Rails with Agoo loading a static asset in non-clustered mode.
$ perfer -t 2 -k -c 40 -b 2 192.168.1.11:9292 -p /robots.txt -d 10
Benchmarks for:
  URL:                192.168.1.11:9292/robots.txt
  Threads:            2
  Connections/thread: 40
  Duration:           5.0 seconds
  Keep-Alive:         true
Results:
  Throughput:         500527 requests/second
  Latency:            0.292 +/-0.061 msecs (and stdev)

Wow, more than 6000 times faster and the latency drops from 25 milliseconds to a fraction of a millisecond. There is a reason for that. Agoo looks at the Rails.configuration.assets.paths variable and sets up a bypass to load those files directly using the same approach as Rails. Ruby is no longer has to deal with basic file serving but can be relogated to taking care of business. It also means tha no Ruby objects are created for serving static assets.

Now how about Agoo in clustered mode.

Rails with Agoo loading a static asset in clustered mode.
$ perfer -t 2 -k -c 40 -b 2 192.168.1.11:9292 -p /robots.txt -d 10
Benchmarks for:
  URL:                192.168.1.11:9292/robots.txt
  Threads:            2
  Connections/thread: 40
  Duration:           5.0 seconds
  Keep-Alive:         true
Results:
  Throughput:         657777 requests/second
  Latency:            0.223 +/-0.073 msecs (and stdev)

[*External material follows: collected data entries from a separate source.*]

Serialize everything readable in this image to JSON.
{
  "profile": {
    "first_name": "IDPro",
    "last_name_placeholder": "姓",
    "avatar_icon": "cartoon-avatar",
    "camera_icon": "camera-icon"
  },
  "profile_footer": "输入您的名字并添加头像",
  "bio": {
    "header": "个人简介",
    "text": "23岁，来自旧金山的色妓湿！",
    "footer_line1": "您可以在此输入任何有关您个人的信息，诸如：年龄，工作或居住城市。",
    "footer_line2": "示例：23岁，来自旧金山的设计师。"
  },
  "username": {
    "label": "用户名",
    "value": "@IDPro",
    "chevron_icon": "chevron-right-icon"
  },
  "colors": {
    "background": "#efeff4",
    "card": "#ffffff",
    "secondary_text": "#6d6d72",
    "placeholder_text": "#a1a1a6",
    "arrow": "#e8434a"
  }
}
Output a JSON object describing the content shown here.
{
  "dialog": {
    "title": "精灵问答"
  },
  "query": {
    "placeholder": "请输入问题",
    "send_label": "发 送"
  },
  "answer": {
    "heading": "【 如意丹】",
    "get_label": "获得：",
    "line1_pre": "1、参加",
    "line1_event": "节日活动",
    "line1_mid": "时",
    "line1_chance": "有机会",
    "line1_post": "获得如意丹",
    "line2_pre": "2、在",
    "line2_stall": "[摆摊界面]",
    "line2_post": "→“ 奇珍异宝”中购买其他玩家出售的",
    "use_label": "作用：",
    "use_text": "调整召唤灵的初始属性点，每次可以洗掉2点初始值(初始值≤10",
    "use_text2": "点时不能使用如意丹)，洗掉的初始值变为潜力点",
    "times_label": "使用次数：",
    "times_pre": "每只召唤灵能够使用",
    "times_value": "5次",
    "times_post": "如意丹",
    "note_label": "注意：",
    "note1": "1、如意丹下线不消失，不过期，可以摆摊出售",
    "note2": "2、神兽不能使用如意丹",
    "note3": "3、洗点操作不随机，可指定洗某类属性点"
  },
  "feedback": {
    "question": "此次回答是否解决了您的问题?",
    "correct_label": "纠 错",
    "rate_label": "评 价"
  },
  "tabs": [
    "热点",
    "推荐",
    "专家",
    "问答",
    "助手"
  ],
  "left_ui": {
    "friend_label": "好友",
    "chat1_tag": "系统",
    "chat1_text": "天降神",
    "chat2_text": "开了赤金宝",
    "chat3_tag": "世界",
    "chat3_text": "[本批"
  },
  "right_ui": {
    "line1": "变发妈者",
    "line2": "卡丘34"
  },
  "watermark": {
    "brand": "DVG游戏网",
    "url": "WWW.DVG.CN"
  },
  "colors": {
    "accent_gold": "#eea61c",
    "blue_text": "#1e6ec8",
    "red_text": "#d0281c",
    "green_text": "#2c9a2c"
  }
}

A bit faster but not that much over the non-clustered Agoo. The limiting factor with static assets is the network. Agoo handles 80 concurrent connections at the same latency as one.

Summary

Benchmarks are not everything but if they are an important consideration when selecting a web server for Rails or Rack then Agoo clearly has an advantage over the Rack and Rails default.